Berdasarkan statusnya, pemimpin menjadi pusat informasi dari unit atau
timnya. Oleh karena itu, pemimpin mempunyai pengaruh yang kuat pada
akuisisi dan distribusi informasi. Kepemimpinan transformasional mendorong
komunikasi yang terbuka, jujur, dan tepat waktu, dan memperkuat dialog dan
kolaborasi antar anggota tim. Pemimpin mendorong ekspresi pandangan dan ide yang berbeda-beda pengetahuan. Pemimpin bertindak sebagai katalis,
mempercepat akuisisi dan distribusi. Dengan memberikan kesempatan pada
ekspresi pandangan dan ide yang berbeda-beda, dengan mempertanyakan
asumsi dan kepercayaan lama, dan dengan merangsang perspektif baru, maka
mereka meningkatkan proses interpretasi informasi. Sebaliknya, pemimpin
transformasional dapat memfasilitasi perubahan perilaku dan kognitif bagi
anggota organisasi yang dihasilkan dari sejumlah fase pembelajaran organisasi sebelumnya. Kepemimpinan dengan gaya transformasional, menurut Avolio dan Bass (1995) diwujudkan dengan kemampuan untuk menyediakan motivasi inspirasional, stimulus dan perhatian individu. Ketika ketiga hal tersebut tercipta dalam suatu perusahaan akan mendorong munculnya anggapan positif dari karyawan terhadap atasannya yang secara ilmiah di sebut dengan persepsi. Bass (dalam Rosiana & Safitri, 2015) menyatakan karyawan yang mempersepsikan gaya kepemimpinan atasan yang transformasional menilai bahwa pemimpin memiliki karisma yang mampu melakukan stimulus intelektual pada karyawannya, sehingga karyawan mampu berpikir menemukan cara baru dalam menghadapi pekerjaan dan masalah dalam pekerjaan, meningkatkanke sadaran dan penerimaan terhadap tujuan dan misi perusahaan, serta mengarahkan karyawan untuk terpacu dan terdorong berperilaku dalam mencoba menyelesaikan setiap tugas yang menantang, bertanggung jawab dengan pekerjaan, menyukai umpan balik yang diberikan oleh orang lain, inovatif dalam bekerja, dan memiliki ketahanan kerja yang lebih tinggi. Seperti dinyatakan Avolio dkk (2002), bahwa kepemimpinan transformasional sangat berpotensi menguatkan keyakinan bawahan terhadap tujuan bersama yang disepakati, serta membuat bawahan merasa percaya diri untuk melakukan sesuatu, bahkan melebihi harapan sebelumnya. Avolio dan Bass (1995) mengemukakan bahwa kepemimpinan transformasional mempunyai empat karakteristik dasar, yaitu karismatik, motivasi inspirasional, stimulus intelektual, Perhatian Individu.

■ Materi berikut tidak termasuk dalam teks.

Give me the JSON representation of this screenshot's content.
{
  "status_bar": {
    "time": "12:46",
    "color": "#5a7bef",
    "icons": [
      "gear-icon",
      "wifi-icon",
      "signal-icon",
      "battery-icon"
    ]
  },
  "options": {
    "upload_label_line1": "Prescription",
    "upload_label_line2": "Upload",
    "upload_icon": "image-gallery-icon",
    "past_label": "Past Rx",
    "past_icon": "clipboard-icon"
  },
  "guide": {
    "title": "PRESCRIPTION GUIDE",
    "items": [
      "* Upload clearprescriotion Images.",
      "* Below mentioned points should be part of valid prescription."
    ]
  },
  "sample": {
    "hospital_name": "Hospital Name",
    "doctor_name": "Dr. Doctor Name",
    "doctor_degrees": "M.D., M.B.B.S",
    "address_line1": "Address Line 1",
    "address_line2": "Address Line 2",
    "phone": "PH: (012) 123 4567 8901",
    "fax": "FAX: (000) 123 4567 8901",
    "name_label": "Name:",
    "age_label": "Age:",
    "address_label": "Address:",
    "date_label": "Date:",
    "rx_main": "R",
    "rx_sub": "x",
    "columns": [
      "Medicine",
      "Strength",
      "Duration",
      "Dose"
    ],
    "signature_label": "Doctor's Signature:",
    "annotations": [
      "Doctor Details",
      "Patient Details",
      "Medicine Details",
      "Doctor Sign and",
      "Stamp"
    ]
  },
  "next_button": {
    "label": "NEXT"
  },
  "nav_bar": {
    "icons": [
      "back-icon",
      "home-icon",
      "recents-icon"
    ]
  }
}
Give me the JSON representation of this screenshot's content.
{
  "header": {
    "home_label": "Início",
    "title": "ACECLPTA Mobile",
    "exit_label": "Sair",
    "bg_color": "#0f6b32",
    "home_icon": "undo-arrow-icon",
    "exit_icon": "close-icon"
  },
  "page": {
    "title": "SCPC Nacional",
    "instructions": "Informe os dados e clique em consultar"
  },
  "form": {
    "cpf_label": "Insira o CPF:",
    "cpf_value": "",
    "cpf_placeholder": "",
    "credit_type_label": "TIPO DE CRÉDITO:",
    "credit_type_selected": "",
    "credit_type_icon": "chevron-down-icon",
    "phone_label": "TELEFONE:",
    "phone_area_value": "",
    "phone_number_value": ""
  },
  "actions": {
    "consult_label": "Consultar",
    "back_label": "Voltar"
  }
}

Karismatik, pemimpin mendahulukan kepentingan perusahaan dan
kepentingan orang lain dari kepentingan diri sendiri. Pemimpin menimbulkan
kesan pada karyawan bahwa pemimpin memiliki keahlian untuk melakukan
tugas pekerjaan sehingga patut dihargai (Avolio dan Bass, 1995). Karyawan
yang memiliki kesan positif kepada atasannya menjadikan katalis bagi
keyakinan karyawan untuk berkreasi atau bereksperimentasi dengan
pekerjaannya. Yang ditekankan pada usaha karyawan dalam menyesuaikan
komponen pekerjaan sedemikian rupa, supaya dapat lebih selaras dengan
kebutuhan, keterampilan, dan preferensi mereka (Tims, Bakkes, dan Dekkers
2015). Menurut Avolio dan Bass (1995) ketika karyawan memiliki persepsi
negatif terhadap atasannya maka membuat karyawan kehilangan rasa percaya terhadap atasannya sehingga menjadikan karyawan bersikap pasif dalam pekerjaannya.
Pada karakteristik motivasi inspirasional adalah seorang pemimpin yang
bertindak dengan cara memotivasi dan menginspirasi bawahan yang berarti
mampu mengkomunikasikan ekspektasi yang tinggi dari bawahannya,
menggunakan simbol-simbol untuk berfokus pada upaya bawahannya dan
menyatakan tujuan-tujuan penting secara sederhana (Avolio dan Bass, 1995).
Adanya pemimpin yang memotivasi terhadap karyawannya diharapkan mampu membantu karyawan dalam melakukan perubahan dalam pekerjaannya. Karena karyawan yang telah melakukan perubahan demi kepentingan pekerjaannya akan menghasilkan kinerja yang lebih efisien, menarik dan bermanfaat bagi organisasinya (Tims, Bakkes, dan Dekkers 2015). Sehingga, pemimpin mendapatkan pengikut yang aktif terlibat dengan pola komunikasi yang intens serta menunjukkan komitmen terhadap tujuan dan visi bersama (Bass dan Riggio, 2006).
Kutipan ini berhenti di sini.